I present the work I’ve done for each task. First of all I’m working on a direcory on my computer.
setwd("C:/Users/Bruno Gonzalez/Google Drive/JHU_Data_Science/10 Data Science Capstone/")
The task 0 was only to download the file. The code for doing this is the next one.
download.file("https://d396qusza40orc.cloudfront.net/dsscapstone/dataset/Coursera-SwiftKey.zip", destfile = "./Coursera-SwiftKey.zip")
First of all, for the examples presented in this work I’m only using the “en_US.news” data to save some memory. I start just reading the file as a character.
nws <- readLines("./final/en_US/en_US.news.txt")
## Warning in readLines("./final/en_US/en_US.news.txt"): incomplete final line
## found on './final/en_US/en_US.news.txt'
This funtion gets the longest line.
fun <- function(dat){
x <- nchar(dat[1])
n <- length(dat)
for(i in 2:n){
m <- nchar(dat[i])
if(x < m){x <- m}
}
x
}
After this y eliminate all the punctuation signs and all the digits.

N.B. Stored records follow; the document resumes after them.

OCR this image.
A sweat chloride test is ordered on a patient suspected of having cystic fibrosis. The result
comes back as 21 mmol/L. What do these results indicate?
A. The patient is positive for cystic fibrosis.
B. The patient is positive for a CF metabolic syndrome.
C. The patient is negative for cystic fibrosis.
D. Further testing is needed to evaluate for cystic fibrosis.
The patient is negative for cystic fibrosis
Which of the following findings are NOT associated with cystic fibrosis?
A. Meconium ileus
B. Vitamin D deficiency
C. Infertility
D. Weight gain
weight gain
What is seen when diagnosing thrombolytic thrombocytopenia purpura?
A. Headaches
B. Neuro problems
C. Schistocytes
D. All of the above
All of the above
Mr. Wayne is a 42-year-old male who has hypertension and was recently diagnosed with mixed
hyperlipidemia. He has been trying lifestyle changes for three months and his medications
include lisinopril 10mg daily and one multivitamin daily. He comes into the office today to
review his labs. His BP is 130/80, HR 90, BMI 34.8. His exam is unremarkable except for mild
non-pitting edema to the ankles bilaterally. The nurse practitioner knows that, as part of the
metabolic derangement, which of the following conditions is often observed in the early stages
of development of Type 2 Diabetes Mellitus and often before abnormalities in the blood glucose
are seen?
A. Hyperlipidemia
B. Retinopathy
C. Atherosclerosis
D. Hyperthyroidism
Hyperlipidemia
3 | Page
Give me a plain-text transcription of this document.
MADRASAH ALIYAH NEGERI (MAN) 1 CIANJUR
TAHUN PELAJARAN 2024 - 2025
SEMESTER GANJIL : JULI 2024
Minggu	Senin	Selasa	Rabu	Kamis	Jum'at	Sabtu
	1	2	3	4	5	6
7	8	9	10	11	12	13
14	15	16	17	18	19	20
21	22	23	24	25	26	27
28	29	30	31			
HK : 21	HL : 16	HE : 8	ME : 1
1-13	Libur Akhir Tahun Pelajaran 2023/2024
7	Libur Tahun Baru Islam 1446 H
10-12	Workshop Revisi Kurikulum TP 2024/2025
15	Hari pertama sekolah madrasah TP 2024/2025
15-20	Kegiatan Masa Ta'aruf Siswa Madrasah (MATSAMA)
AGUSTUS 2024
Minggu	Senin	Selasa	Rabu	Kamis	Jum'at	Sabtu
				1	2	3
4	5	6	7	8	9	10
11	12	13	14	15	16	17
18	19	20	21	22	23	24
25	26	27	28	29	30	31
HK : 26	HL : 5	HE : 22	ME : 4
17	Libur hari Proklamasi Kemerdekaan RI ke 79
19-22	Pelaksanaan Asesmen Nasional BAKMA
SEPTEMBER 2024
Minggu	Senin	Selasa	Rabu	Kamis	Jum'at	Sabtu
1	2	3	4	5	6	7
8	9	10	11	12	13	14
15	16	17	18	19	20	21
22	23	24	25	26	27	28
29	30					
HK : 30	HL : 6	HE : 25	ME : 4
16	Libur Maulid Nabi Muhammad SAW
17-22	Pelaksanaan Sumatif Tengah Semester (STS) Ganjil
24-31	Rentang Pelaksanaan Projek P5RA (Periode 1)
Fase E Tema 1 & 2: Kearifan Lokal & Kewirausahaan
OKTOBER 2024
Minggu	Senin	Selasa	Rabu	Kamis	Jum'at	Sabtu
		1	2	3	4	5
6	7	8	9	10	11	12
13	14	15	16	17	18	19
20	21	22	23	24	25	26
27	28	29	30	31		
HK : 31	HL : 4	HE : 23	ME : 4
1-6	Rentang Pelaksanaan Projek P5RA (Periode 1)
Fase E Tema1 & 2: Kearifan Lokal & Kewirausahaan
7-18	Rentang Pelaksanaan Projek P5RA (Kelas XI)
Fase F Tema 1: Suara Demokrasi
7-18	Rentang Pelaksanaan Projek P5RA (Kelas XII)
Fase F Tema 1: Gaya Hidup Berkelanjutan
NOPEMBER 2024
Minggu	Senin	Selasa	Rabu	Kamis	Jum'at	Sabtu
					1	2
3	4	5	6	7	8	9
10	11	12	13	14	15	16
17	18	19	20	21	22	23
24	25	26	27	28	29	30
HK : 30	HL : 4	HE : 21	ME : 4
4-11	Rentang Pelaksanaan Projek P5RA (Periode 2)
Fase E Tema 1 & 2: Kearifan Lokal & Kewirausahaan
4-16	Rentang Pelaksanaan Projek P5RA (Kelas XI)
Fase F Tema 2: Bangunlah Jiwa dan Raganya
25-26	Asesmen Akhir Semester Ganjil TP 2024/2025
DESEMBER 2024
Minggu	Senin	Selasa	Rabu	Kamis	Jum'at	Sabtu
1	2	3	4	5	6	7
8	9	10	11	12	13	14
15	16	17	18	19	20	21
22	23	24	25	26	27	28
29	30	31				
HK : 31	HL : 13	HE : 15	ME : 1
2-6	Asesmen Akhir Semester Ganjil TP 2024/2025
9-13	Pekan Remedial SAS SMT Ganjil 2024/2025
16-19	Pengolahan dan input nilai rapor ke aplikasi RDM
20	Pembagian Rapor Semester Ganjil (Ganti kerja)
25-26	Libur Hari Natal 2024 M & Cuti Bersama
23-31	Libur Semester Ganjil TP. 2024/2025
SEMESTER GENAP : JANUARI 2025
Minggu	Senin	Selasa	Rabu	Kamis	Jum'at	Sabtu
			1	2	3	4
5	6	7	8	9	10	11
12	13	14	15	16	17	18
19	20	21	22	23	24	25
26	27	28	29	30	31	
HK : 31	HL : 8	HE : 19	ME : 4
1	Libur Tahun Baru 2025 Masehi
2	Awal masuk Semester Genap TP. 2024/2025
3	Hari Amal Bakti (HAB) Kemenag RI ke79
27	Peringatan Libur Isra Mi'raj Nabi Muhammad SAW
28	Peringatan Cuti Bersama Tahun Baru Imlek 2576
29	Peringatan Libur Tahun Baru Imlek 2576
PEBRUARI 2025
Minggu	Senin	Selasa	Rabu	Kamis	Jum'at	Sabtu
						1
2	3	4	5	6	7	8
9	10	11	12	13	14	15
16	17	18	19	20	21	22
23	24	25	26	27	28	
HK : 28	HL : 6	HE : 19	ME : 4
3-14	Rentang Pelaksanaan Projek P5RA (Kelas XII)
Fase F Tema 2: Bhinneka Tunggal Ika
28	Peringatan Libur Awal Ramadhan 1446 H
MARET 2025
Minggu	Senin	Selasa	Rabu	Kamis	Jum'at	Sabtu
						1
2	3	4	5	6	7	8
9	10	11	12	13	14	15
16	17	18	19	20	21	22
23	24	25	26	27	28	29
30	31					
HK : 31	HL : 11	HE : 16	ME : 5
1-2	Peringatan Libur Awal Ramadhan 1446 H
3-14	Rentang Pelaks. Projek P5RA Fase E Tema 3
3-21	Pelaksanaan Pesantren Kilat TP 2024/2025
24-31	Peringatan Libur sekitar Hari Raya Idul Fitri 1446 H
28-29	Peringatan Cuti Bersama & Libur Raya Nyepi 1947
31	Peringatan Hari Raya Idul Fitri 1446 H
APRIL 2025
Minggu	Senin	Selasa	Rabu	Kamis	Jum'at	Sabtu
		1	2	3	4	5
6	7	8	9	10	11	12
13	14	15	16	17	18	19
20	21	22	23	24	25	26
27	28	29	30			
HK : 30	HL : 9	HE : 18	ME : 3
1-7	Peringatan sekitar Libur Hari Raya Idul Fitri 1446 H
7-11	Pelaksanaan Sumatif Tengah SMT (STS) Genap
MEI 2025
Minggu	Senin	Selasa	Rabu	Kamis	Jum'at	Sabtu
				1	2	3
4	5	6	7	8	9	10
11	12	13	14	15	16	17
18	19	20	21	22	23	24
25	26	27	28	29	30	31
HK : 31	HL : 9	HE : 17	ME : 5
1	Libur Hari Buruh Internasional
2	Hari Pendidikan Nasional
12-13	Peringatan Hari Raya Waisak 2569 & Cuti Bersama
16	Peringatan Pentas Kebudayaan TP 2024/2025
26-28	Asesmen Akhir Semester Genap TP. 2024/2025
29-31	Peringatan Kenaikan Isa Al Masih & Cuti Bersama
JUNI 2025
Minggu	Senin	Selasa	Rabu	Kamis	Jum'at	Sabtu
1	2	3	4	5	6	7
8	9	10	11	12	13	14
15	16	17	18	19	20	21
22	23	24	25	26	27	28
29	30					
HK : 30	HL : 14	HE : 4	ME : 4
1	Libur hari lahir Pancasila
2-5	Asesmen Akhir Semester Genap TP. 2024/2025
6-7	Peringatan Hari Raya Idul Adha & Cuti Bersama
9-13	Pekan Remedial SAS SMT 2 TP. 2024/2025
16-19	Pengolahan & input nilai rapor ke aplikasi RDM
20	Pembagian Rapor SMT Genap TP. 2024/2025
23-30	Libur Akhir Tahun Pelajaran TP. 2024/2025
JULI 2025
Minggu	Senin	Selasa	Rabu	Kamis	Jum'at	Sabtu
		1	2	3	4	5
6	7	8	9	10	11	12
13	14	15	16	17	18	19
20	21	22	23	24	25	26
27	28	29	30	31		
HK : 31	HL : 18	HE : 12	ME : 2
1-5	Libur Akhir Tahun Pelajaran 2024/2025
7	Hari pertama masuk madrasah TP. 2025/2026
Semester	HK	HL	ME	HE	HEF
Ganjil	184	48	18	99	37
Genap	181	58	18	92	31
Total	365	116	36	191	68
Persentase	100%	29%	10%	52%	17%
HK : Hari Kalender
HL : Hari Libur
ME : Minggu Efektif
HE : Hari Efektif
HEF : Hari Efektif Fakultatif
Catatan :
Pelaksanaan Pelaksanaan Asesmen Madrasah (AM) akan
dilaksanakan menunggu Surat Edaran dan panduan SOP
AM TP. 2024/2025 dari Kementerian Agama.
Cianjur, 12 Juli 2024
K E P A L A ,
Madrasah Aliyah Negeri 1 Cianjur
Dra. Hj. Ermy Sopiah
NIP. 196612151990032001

tok_nws <- gsub("[[:punct:]]", "", nws)
tok_nws <- gsub("[[:digit:]]+", "", tok_nws)
Then I split eash work, and transform the character to a factor type. This will make easier to analyze the data
tok_nws <- strsplit(tok_nws, "\\s+")
tok2_nws <- unlist(tok_nws)
tok2_nws <- as.factor(tok2_nws)
I start observing those words that repeats more times. The first 30 are presented on the table.
sum_nws <- summary(tok2_nws, maxsum = 31)
sum_nws
## the to and a of in for that is
## 132178 68718 65667 63707 58822 47980 25819 24950 21727
## on said with The was at as it he
## 19622 19112 18966 18891 17576 15432 13432 13024 12858
## be I from his have are by has an
## 11489 11480 11359 11336 10915 10600 9820 9304 9043
## will who not (Other)
## 8300 8189 8175 1802814
It can be seen from the “bar chart” that “the” is most frequent word in the text. Followed by “to” and “and”.
barplot(sum_nws[1:30])
Then, I will try to analyze which are the most frequent words after “the”
x <- grep("[Tt]he", tok2_nws)
x <- x+1
sig_the <- tok2_nws[x]
sum_the <- summary(sig_the)
By plotting this information, it can be seen that “first” is the most frequent word after “the”
barplot(sum_the[1:23])
For the modeling I made a function that creates a matrix of frequencies for two consecutive words.
gram_mc <- function(s){
x <- levels(s)
l <- length(x)
mat <- matrix(nrow = l, ncol = l )
for (i in 1:l){
a <- grep(x[i], s)
b <- tok2_nws[a+1]
for(j in 1:l){
mat[i,j] <- sum(b==x[j])
}
}
mat
}
The rows would be the first word, and the columns would be the second. As these matrix can be seen as a Markov Chan (just need to be divided by the total by row), the frecuency of the third word can be calculated multiplying this matrix by itself.
This project has been a real chalenge to me, but I think I’ve done the rigth advances to achive the goal.